# Deck image generation QA notes

Use these notes when generating images for pitch decks or other user-facing visual artifacts.

## Trigger

- User asks to generate images for a deck/site/visual identity and integrate them into HTML/PDF.
- User complains that previous generations are generic, off-brand, or visually bad.

## Required workflow

1. Generate a small test image first when changing model/provider/style.
2. Run visual QA before scaling up. Do not treat successful generation as acceptable output.
3. Create a contact sheet for batches and inspect every candidate before integration.
4. Classify each image explicitly: `KEEP`, `REJECT`, or `USE ONLY CROPPED/BLURRED`.
5. Reject or regenerate images with:
   - fake text, glyphs, logos, watermarks, bad UI labels
   - generic stock-photo / corporate-headshot feeling when the user requested character specificity
   - bad hands, uncanny faces, awkward mirror/reflection artifacts
   - oversexualized outputs unless explicitly requested
   - off-brand mood for the deck positioning
6. Integrate only the approved set, then render the full deck to screenshots/contact sheet and QA all slides before sharing the URL.

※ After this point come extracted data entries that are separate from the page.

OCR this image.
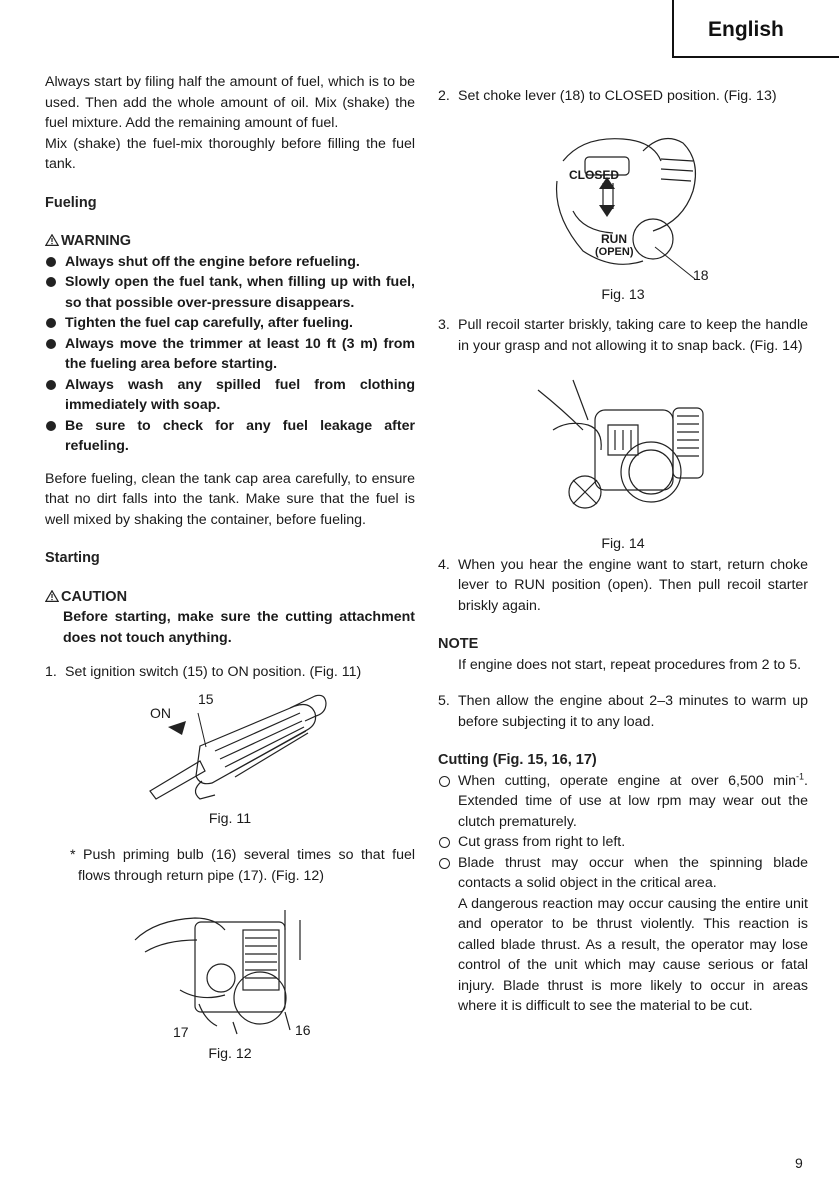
English

Always start by filing half the amount of fuel, which is to be used. Then add the whole amount of oil. Mix (shake) the fuel mixture. Add the remaining amount of fuel.

Mix (shake) the fuel-mix thoroughly before filling the fuel tank.

Fueling

WARNING

Always shut off the engine before refueling.
Slowly open the fuel tank, when filling up with fuel, so that possible over-pressure disappears.
Tighten the fuel cap carefully, after fueling.
Always move the trimmer at least 10 ft (3 m) from the fueling area before starting.
Always wash any spilled fuel from clothing immediately with soap.
Be sure to check for any fuel leakage after refueling.

Before fueling, clean the tank cap area carefully, to ensure that no dirt falls into the tank. Make sure that the fuel is well mixed by shaking the container, before fueling.

Starting

CAUTION

Before starting, make sure the cutting attachment does not touch anything.

1. Set ignition switch (15) to ON position. (Fig. 11)
15
ON

Fig. 11

* Push priming bulb (16) several times so that fuel flows through return pipe (17). (Fig. 12)

17	16

Fig. 12

2. Set choke lever (18) to CLOSED position. (Fig. 13)
CLOSED
RUN
(OPEN)
18

Fig. 13

3. Pull recoil starter briskly, taking care to keep the handle in your grasp and not allowing it to snap back. (Fig. 14)

Fig. 14

4. When you hear the engine want to start, return choke lever to RUN position (open). Then pull recoil starter briskly again.

NOTE

If engine does not start, repeat procedures from 2 to 5.

5. Then allow the engine about 2–3 minutes to warm up before subjecting it to any load.

Cutting (Fig. 15, 16, 17)

When cutting, operate engine at over 6,500 $\min^{-1}$. Extended time of use at low rpm may wear out the clutch prematurely.
Cut grass from right to left.
Blade thrust may occur when the spinning blade contacts a solid object in the critical area.

A dangerous reaction may occur causing the entire unit and operator to be thrust violently. This reaction is called blade thrust. As a result, the operator may lose control of the unit which may cause serious or fatal injury. Blade thrust is more likely to occur in areas where it is difficult to see the material to be cut.

9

## Prompting lesson from this session

For a premium creator/model deck, generic terms like `luxury digital creator` produce polished but bland imagery. Add character specificity and setting details, e.g. `Venezuelan woman`, `warm olive/tan skin`, `long dark wavy hair`, `subtle gold jewelry`, `Caribbean-Latin warmth`, `Caracas luxury apartment mood`, while still forbidding text/logos and explicit poses.

## Nano Banana 2 lesson

Nano Banana 2 produced more incarnated character images than local SD/Z-Image for this use case. A good pattern was:

- Generate one strong portrait.
- QA it.
- Optionally use it as a reference image for identity inspiration, but abort if partner calls stall or reflections/hands degrade.
- Continue with text-only prompts that include the same character descriptors if reference mode is too slow.

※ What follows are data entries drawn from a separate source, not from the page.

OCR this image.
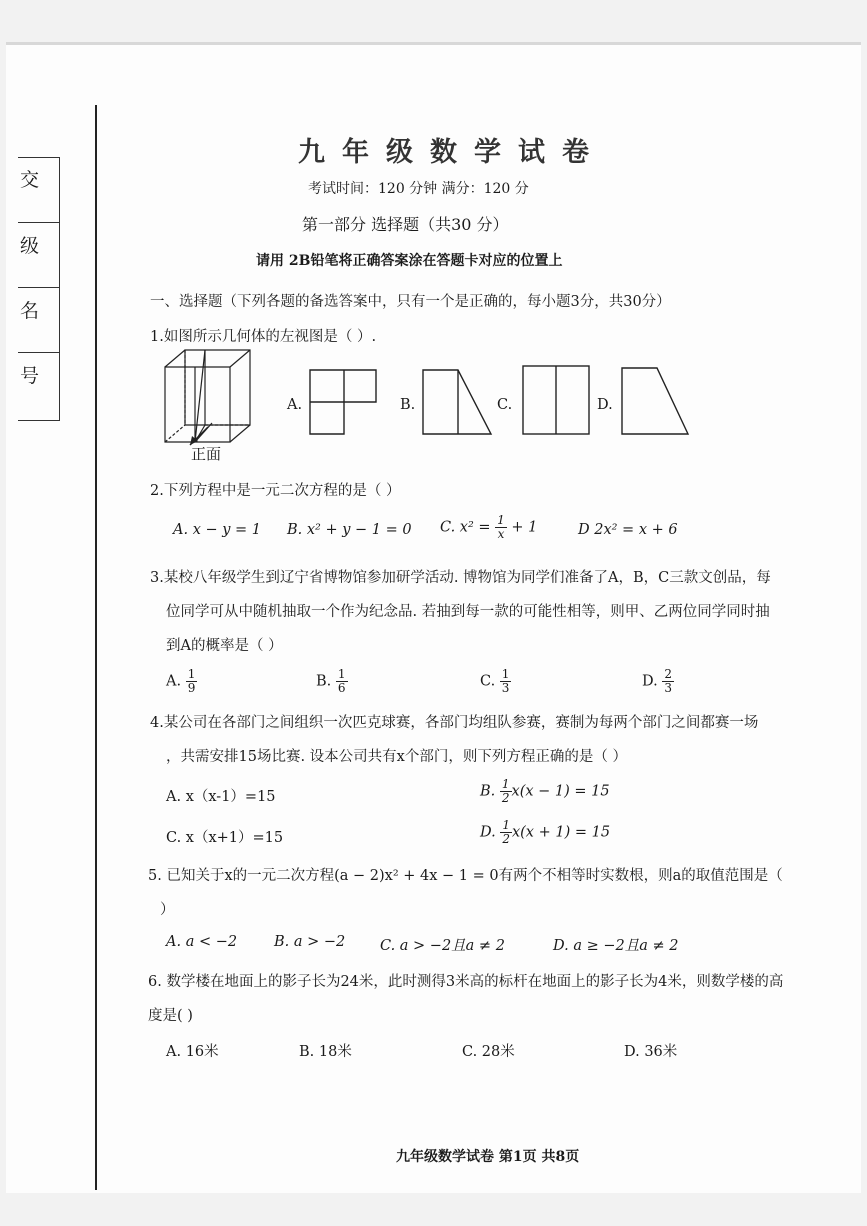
交
级
名
号
九年级数学试卷
考试时间：120 分钟 满分：120 分
第一部分 选择题（共30 分）
请用 2B铅笔将正确答案涂在答题卡对应的位置上
一、选择题（下列各题的备选答案中，只有一个是正确的，每小题3分，共30分）
1.如图所示几何体的左视图是（ ）.
正面
A.	B.	C.	D.
2.下列方程中是一元二次方程的是（ ）
A. x − y = 1 B. x² + y − 1 = 0 C. $x^2 = \frac{1}{x} + 1$	D 2x² = x + 6
3.某校八年级学生到辽宁省博物馆参加研学活动. 博物馆为同学们准备了A，B，C三款文创品，每
位同学可从中随机抽取一个作为纪念品. 若抽到每一款的可能性相等，则甲、乙两位同学同时抽
到A的概率是（ ）
A. $\frac{1}{9}$	B. $\frac{1}{6}$	C. $\frac{1}{3}$	D. $\frac{2}{3}$
4.某公司在各部门之间组织一次匹克球赛，各部门均组队参赛，赛制为每两个部门之间都赛一场
，共需安排15场比赛. 设本公司共有x个部门，则下列方程正确的是（ ）
A. x（x-1）=15	B. $\frac{1}{2} x(x - 1) = 15$
C. x（x+1）=15	D. $\frac{1}{2} x(x + 1) = 15$
5. 已知关于x的一元二次方程(a − 2)x² + 4x − 1 = 0有两个不相等时实数根，则a的取值范围是（
）
A. a < −2	B. a > −2 C. a > −2且a ≠ 2	D. a ≥ −2且a ≠ 2
6. 数学楼在地面上的影子长为24米，此时测得3米高的标杆在地面上的影子长为4米，则数学楼的高
度是( )
A. 16米	B. 18米	C. 28米	D. 36米
九年级数学试卷 第1页 共8页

## Team portrait QA (Nano Banana 2)

When generating premium studio portraits from real team member photos:

1. Upload each reference photo with a UNIQUE filename (the upload endpoint does
   not overwrite — see pitfall #19 in SKILL.md).
2. Generate 2-3 variants per person minimum.
3. Send ALL variants to the user via Telegram for visual selection — do not
   assume the first acceptable output is good enough. Identity preservation
   failures are common and the user is the only reliable judge of resemblance.
4. If the user rejects all variants, ask for more reference photos (different
   angles, lighting, contexts) and repeat. 4+ reference photos may be needed.
5. Do NOT auto-integrate a portrait into the deck before the user confirms it
   resembles the person. A wrong face in a team slide undermines credibility.

## Integration pattern

Keep older deck versions intact. Write a new HTML file per major visual direction, for example:

- `*_zimage_deck.html`
- `*_nano_venezolana_deck.html`

This preserves rollback options and lets the user compare directions.

## HTML deck slide management

When adding or removing slides from an HTML deck with slide counters and nav
jumps:

- Update ALL slide counters (e.g., `01 / 10` → `01 / 11`) — use `sed` per slide
  number, not a global replace that might hit aspect ratios like `16 / 9`.
- Update the progress bar formula (`var(--i) / N` where N = total slides - 1).
- Update `data-jump` attributes on navigation buttons for affected slides.
- The catch-all `data-jump` values are 0-indexed slide positions.